Juego con mi
corazón. Juego a que no está furioso o a que no arde como las estrellas.
A que es un
músculo como todos los músculos, aunque no. Pretendo no recetarle soledad. A pesar de las largas horas impacientes de mutismo
y frío. A pesar de su rebeldía de humano o su inconformidad con las pausas. Me
gusta pensar en las adolescentes que van por la vida con el corazón remendado
con goma de mascar. Y pienso en el mío, tan infame, incrédulo, pero valiente.
Pienso en sus cicatrices de guerra como una montaña llena de rocas antiguas,
más viejas que las piernas de Dio-s, en las que se sostiene el mundo. Juego con
él. Le hago trampas diariamente. Incauto, le inserto una vida que no quiero. La
desprecio. Hablo con gente sin substancia ni voz. Incluso me es insoportable el
sonido del lenguaje. Cuando todo lo que quiero es agua. Agua en mis oídos. Luz
en los ojos. Nieve en las manos. O los glúteos de ella para poder dormir. Qué
más da que deteste nuestros juegos. Nos encontró un día cuando llorábamos
mucho, él y yo. Incontrolables, y por supuesto, incandescentes. Nuestra llama
le habló de sombras y destierros. Hizo quedarse atrapada en nuestras historias
de niños salvajes. O de nubes, y destellos de diamantes que nos partían las
manos. Toda belleza tiene algo de incomprensible. Como este sonido de olas en
una inmersión artificial. Una habitación con una ventana pequeña. Con ese
desapego al existir o existir tanto, un asombro de Greg Haines bajo todas las
cosas. Estar así debajo. Desistir. Juego a respirar. Mi corazón y yo jugamos a
que se detiene. Y luego vuelve a comenzar en los días más certeros. Cada
despertar es otra era. Otra yo. Mejor, más inhumana, más monstruo. Más
abominable. Y en cada ocasión amo un poco más o un poco menos. Las demás personas
no existen y corren despavoridas en el horror de nuestro sonar incomprensible.
A veces
jugamos a la niebla o a las mudanzas. Nos gusta la decoración de interiores y
el frío matutino. Hacer humo para perderse en él. Como un verde que nunca se
seca, amamos los exilios que nos dicen que nunca partimos si nunca llegamos
realmente. También jugamos a los barcos de papel y a las cometas. Nadan por los
canales intravenosos llevando sueños a lo profundo, que luego se disparaban
hacia arriba. No sé donde. Es un continuo vértigo donde no comprendemos la
dinámica de compartir espacio y tiempo, si siempre estamos en sitios
diferentes. Pero todo parece ser producto de una vida anterior. Más simple.

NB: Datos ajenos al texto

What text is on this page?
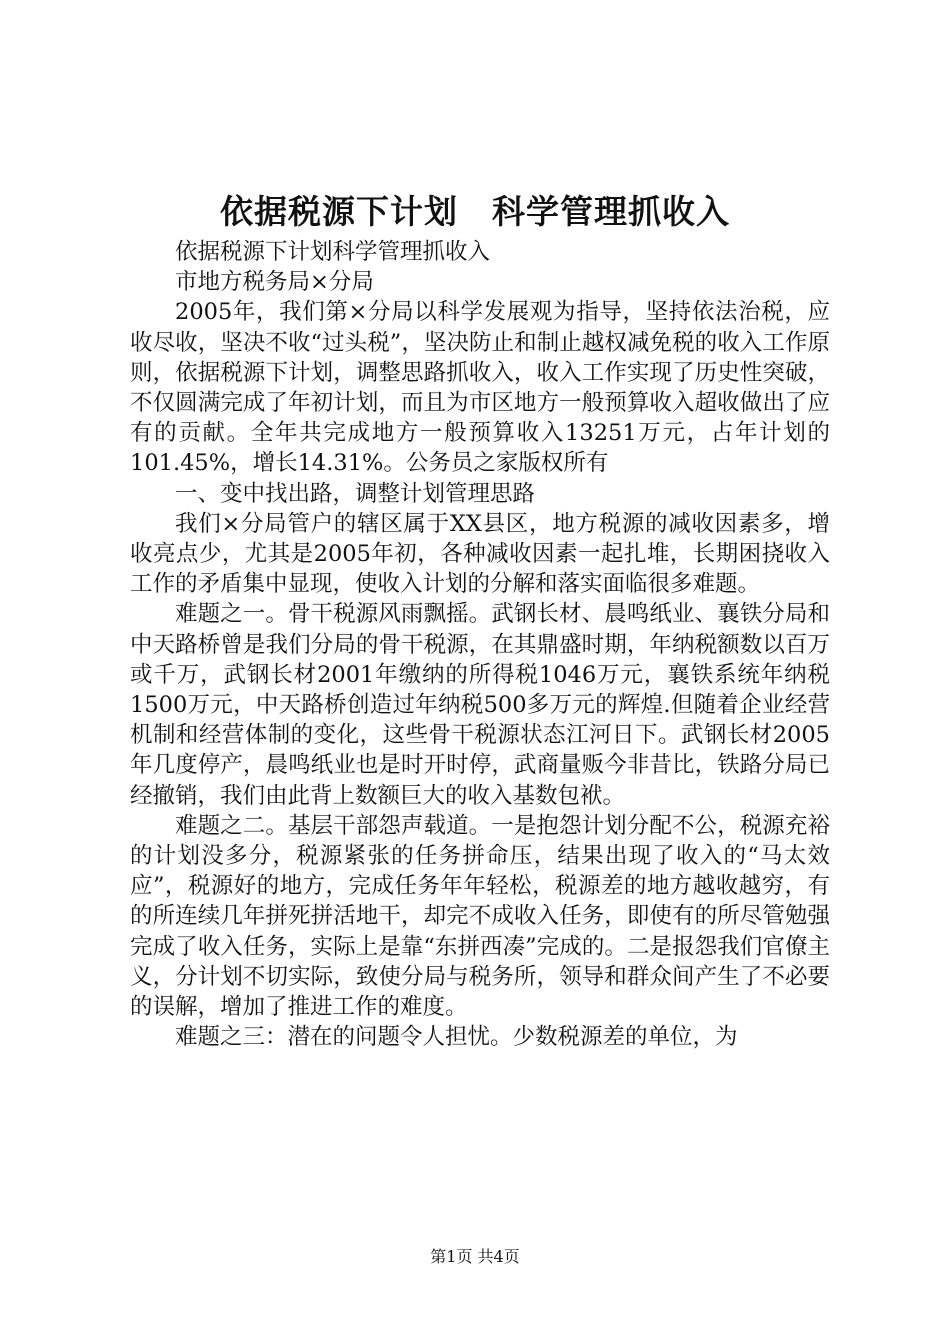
依据税源下计划　科学管理抓收入

依据税源下计划科学管理抓收入

市地方税务局×分局

2005年，我们第×分局以科学发展观为指导，坚持依法治税，应收尽收，坚决不收“过头税”，坚决防止和制止越权减免税的收入工作原则，依据税源下计划，调整思路抓收入，收入工作实现了历史性突破，不仅圆满完成了年初计划，而且为市区地方一般预算收入超收做出了应有的贡献。全年共完成地方一般预算收入13251万元，占年计划的101.45%，增长14.31%。公务员之家版权所有

一、变中找出路，调整计划管理思路

我们×分局管户的辖区属于XX县区，地方税源的减收因素多，增收亮点少，尤其是2005年初，各种减收因素一起扎堆，长期困挠收入工作的矛盾集中显现，使收入计划的分解和落实面临很多难题。

难题之一。骨干税源风雨飘摇。武钢长材、晨鸣纸业、襄铁分局和中天路桥曾是我们分局的骨干税源，在其鼎盛时期，年纳税额数以百万或千万，武钢长材2001年缴纳的所得税1046万元，襄铁系统年纳税1500万元，中天路桥创造过年纳税500多万元的辉煌.但随着企业经营机制和经营体制的变化，这些骨干税源状态江河日下。武钢长材2005年几度停产，晨鸣纸业也是时开时停，武商量贩今非昔比，铁路分局已经撤销，我们由此背上数额巨大的收入基数包袱。

难题之二。基层干部怨声载道。一是抱怨计划分配不公，税源充裕的计划没多分，税源紧张的任务拼命压，结果出现了收入的“马太效应”，税源好的地方，完成任务年年轻松，税源差的地方越收越穷，有的所连续几年拼死拼活地干，却完不成收入任务，即使有的所尽管勉强完成了收入任务，实际上是靠“东拼西凑”完成的。二是报怨我们官僚主义，分计划不切实际，致使分局与税务所，领导和群众间产生了不必要的误解，增加了推进工作的难度。

难题之三：潜在的问题令人担忧。少数税源差的单位，为

第1页 共4页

Queremos creer que siempre estuvo ese amigo de ojos celestes acompañándonos en
todo. Costuraba los orificios que hacían las piedritas del juego de la tarde.
Las piedras como balanzas del mar para que no termináramos ahogándonos. Los
mismos barcos nos dejan llevándose todo, a no sé donde.
Mi corazón
se defiende ante mi tiranía. Hace la música o el drama teatral para convencerme
que la vida no es esto. Me paraliza cuando menos lo espero. Invade todos los
sistemas y todos los diagramas de mi cuerpo. Por eso invento su juventud o su
vejez. En grandes festines pasamos horas cultivando flores o bebiendo alcohol
para que se olvide un poco del verbo pretérito. De los agujeros en los zapatos
o los jardines que de a poco se incendian porque no estoy, no estamos
verdaderamente aquí. Quiere entender porque lo odio tanto. Porque abrir los
brazos y cerrarlos como esperando el toque, el abrazo, la colisión mía con la
eternidad prácticamente imperdurable. Quiero separarme de él. Hay sonoros días
donde su veneración poética, irascible, se apropia del viento. Juntos me juegan
el cabello y las orejas. Me distraen durante todo el día y no puedo con los
conocidos, los comedores, las esperas que son filas de supermercado. No puedo
esa separación de los pasos o las huellas. Sale triunfador dejando piltrafas,
tiritas de piel, pedazos de carne. Inútiles.
Juego con mi
corazón. A que es un niño o un pájaro.
Y que vuela
igual o que no tiene nada más que hacer que esperar la hora del té o la lluvia.
Pero ya se cansa cuando llega la noche o la mañana, y no nos hemos mudado; ni
partido, ni redecorado, ni ahogado, y seguimos siendo los mismos. Y lo consuelo
un poco porque no se ha congelado todavía.
Juego
a que es gran amigo del tiempo, y a que no está siendo devorado por él.